Throwing an exception
---------------------
To throw an exception, simply `raise` the relevant exception from the
`sanic.exceptions` module.
.. code-block:: python
from sanic.exceptions import ServerError
@app.route('/killme')
async def i_am_ready_to_die(request):
raise ServerError("Something bad happened", status_code=500)
You can also use the `abort` function with the appropriate status code:
.. code-block:: python
from sanic.exceptions import abort
from sanic.response import text
@app.route('/youshallnotpass')
async def no_no(request):
abort(401)
# this won't happen
text("OK")
Handling exceptions
-------------------
To override Sanic's default handling of an exception, the `@app.exception`
decorator is used. The decorator expects a list of exceptions to handle as
arguments. You can pass `SanicException` to catch them all! The decorated
exception handler function must take a `Request` and `Exception` object as
arguments.
.. code-block:: python
from sanic.response import text
from sanic.exceptions import NotFound
@app.exception(NotFound)
async def ignore_404s(request, exception):
return text("Yep, I totally found the page: {}".format(request.url))
You can also add an exception handler as such:
.. code-block:: python
from sanic import Sanic
async def server_error_handler(request, exception):
return text("Oops, server error", status=500)
app = Sanic("error_handler_example")
app.error_handler.add(Exception, server_error_handler)
In some cases, you might want to add some more error handling
functionality to what is provided by default.
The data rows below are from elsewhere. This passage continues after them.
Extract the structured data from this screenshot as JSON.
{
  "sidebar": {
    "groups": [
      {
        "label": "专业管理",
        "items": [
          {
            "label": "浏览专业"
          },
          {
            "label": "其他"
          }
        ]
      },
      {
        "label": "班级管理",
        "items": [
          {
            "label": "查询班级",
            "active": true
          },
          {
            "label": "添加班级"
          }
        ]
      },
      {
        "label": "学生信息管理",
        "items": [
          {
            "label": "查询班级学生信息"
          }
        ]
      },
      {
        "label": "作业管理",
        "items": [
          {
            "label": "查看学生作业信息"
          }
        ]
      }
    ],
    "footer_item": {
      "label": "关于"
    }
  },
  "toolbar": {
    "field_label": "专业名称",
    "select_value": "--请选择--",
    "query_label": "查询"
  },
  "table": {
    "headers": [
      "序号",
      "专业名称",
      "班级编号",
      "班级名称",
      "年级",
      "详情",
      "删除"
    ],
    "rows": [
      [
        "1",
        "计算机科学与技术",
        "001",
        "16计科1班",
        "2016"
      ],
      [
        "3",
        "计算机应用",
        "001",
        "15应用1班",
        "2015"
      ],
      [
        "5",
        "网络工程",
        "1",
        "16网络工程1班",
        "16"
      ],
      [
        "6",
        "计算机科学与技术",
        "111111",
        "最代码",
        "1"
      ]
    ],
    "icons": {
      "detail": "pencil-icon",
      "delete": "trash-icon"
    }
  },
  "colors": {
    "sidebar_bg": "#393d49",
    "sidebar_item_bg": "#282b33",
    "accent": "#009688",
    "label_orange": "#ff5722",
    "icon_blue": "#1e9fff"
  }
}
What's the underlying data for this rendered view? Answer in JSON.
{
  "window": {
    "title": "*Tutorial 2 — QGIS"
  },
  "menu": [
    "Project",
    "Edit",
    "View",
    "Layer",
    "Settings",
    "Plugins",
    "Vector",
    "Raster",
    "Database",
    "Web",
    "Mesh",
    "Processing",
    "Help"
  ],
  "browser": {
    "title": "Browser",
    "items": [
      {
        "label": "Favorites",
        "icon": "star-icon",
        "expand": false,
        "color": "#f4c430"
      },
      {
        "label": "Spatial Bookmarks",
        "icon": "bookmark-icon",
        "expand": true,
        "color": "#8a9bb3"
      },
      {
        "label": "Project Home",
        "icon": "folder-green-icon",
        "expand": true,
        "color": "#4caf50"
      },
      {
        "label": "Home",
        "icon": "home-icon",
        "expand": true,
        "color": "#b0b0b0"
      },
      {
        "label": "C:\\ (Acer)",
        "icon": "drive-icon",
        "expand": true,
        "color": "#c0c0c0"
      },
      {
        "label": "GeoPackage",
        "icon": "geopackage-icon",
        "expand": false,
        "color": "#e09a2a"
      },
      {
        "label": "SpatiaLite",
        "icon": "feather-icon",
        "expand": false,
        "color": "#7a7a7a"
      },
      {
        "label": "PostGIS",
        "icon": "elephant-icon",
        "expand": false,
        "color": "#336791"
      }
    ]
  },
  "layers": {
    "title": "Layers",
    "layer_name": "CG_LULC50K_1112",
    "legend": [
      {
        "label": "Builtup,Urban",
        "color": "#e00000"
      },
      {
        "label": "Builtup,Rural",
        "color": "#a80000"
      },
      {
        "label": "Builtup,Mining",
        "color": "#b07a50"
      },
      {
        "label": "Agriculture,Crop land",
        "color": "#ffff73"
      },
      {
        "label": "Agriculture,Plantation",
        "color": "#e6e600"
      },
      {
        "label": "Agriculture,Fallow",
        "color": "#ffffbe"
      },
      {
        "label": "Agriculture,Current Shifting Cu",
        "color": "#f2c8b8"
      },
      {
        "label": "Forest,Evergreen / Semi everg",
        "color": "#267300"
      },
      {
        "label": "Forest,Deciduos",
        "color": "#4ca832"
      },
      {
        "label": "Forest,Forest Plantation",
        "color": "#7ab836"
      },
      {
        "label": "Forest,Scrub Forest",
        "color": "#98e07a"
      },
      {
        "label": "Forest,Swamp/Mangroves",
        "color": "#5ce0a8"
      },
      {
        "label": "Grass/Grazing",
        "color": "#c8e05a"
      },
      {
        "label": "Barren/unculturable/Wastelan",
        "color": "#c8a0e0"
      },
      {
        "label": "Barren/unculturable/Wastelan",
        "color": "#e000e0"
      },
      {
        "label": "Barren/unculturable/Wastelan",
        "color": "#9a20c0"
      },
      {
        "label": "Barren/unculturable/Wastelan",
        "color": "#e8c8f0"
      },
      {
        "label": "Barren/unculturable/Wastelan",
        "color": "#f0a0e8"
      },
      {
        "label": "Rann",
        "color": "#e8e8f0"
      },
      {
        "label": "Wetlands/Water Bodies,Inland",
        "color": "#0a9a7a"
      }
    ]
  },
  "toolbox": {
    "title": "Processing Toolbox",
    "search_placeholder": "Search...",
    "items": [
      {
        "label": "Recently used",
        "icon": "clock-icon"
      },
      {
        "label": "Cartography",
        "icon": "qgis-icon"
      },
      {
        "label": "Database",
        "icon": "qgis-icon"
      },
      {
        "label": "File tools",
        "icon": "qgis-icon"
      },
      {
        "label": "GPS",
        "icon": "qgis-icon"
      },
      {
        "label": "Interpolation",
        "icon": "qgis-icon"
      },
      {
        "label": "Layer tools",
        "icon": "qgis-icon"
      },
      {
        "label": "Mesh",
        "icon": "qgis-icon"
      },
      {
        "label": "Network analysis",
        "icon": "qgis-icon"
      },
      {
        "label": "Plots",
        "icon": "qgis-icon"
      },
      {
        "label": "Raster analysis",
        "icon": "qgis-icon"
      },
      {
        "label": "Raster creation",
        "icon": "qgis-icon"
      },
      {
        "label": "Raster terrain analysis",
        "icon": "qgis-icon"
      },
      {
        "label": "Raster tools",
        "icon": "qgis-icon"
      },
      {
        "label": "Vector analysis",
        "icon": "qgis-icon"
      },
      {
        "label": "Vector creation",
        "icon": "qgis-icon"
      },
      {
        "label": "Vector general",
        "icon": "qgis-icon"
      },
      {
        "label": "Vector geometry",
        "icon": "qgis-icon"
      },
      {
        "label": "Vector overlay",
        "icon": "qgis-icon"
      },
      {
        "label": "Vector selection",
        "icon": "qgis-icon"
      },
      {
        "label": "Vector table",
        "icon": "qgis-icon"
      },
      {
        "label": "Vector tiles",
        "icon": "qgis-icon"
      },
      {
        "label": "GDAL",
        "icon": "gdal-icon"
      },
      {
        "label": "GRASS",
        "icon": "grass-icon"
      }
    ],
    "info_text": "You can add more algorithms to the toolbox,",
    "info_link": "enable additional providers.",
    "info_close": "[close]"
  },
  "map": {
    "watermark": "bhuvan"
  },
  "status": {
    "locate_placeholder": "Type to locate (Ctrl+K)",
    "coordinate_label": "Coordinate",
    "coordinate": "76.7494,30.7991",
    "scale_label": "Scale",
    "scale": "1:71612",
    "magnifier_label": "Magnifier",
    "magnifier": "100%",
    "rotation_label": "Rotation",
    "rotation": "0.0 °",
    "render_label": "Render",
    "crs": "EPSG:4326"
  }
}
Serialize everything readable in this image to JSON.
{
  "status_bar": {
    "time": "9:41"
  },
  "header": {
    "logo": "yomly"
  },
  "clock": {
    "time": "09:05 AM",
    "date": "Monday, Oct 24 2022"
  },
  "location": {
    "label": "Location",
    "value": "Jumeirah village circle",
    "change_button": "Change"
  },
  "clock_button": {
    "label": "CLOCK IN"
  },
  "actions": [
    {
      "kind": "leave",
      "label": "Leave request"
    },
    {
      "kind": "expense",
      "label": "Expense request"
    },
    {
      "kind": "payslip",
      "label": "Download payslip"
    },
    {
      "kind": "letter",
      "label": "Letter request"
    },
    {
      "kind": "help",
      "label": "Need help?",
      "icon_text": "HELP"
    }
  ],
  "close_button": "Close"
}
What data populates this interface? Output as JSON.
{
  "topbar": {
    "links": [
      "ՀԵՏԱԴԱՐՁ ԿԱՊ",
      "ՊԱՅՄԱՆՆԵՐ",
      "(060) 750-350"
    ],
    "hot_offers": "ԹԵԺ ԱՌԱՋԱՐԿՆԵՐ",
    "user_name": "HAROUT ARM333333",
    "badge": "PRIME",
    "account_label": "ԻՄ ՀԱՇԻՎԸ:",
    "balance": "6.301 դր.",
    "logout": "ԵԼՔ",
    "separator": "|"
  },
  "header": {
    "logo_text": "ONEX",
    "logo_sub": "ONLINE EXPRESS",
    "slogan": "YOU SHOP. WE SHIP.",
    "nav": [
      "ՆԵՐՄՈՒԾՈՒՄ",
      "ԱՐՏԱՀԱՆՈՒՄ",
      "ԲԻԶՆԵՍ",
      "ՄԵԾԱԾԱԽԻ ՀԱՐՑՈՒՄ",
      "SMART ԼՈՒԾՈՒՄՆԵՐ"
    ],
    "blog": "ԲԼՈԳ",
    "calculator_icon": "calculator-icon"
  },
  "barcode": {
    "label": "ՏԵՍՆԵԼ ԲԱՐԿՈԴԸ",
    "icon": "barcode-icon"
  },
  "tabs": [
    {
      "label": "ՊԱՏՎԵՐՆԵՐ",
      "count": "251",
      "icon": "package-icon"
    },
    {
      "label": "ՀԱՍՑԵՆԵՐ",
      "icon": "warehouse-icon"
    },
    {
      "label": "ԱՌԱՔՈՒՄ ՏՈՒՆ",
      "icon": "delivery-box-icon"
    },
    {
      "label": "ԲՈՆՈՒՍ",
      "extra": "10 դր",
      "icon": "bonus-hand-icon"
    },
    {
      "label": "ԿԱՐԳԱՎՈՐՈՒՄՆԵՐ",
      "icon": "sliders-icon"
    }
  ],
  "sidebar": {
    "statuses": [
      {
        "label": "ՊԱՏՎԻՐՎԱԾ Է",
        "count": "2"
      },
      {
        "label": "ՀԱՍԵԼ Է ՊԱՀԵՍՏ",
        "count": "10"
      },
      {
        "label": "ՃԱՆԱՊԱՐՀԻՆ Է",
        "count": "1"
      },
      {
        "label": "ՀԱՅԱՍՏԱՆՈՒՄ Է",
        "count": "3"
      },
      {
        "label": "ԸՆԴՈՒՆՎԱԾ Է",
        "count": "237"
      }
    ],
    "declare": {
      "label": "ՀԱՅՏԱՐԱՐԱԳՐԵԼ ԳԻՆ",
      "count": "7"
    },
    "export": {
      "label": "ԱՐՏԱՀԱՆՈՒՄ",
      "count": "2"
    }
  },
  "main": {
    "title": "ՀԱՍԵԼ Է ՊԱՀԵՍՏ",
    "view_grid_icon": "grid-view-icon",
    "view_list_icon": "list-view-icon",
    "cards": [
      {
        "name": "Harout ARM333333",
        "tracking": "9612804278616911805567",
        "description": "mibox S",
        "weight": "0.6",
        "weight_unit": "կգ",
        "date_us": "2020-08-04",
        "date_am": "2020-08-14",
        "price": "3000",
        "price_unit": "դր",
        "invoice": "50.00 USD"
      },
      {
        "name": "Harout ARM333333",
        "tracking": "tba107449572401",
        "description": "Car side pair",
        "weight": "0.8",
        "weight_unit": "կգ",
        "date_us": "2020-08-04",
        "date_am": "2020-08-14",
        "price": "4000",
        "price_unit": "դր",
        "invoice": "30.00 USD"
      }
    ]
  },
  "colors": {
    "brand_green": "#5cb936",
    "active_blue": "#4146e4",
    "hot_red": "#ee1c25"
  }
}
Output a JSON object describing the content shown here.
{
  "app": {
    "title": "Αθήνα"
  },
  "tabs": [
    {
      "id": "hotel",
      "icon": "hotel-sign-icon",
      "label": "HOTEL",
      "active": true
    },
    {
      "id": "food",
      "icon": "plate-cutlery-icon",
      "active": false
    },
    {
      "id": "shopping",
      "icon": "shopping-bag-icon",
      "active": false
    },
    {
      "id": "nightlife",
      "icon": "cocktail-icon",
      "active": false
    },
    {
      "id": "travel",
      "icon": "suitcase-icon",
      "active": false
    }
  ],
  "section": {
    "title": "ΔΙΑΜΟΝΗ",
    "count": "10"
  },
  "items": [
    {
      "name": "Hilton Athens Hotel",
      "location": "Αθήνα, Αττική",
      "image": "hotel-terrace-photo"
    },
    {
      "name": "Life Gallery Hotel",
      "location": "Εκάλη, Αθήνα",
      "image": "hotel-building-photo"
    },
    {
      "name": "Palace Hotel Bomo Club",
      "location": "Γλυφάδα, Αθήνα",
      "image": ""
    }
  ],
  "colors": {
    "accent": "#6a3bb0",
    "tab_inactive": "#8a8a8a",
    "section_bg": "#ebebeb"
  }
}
In that case, you
can subclass Sanic's default error handler as such:
.. code-block:: python
from sanic import Sanic
from sanic.handlers import ErrorHandler
class CustomErrorHandler(ErrorHandler):
def default(self, request, exception):
''' handles errors that have no error handlers assigned '''
# You custom error handling logic...
return super().default(request, exception)
app = Sanic("custom_error_handler_example")
app.error_handler = CustomErrorHandler()
Useful exceptions
-----------------
Some of the most useful exceptions are presented below:
- `NotFound`: called when a suitable route for the request isn't found.
- `ServerError`: called when something goes wrong inside the server. This
usually occurs if there is an exception raised in user code.
See the `sanic.exceptions` module for the full list of exceptions to throw.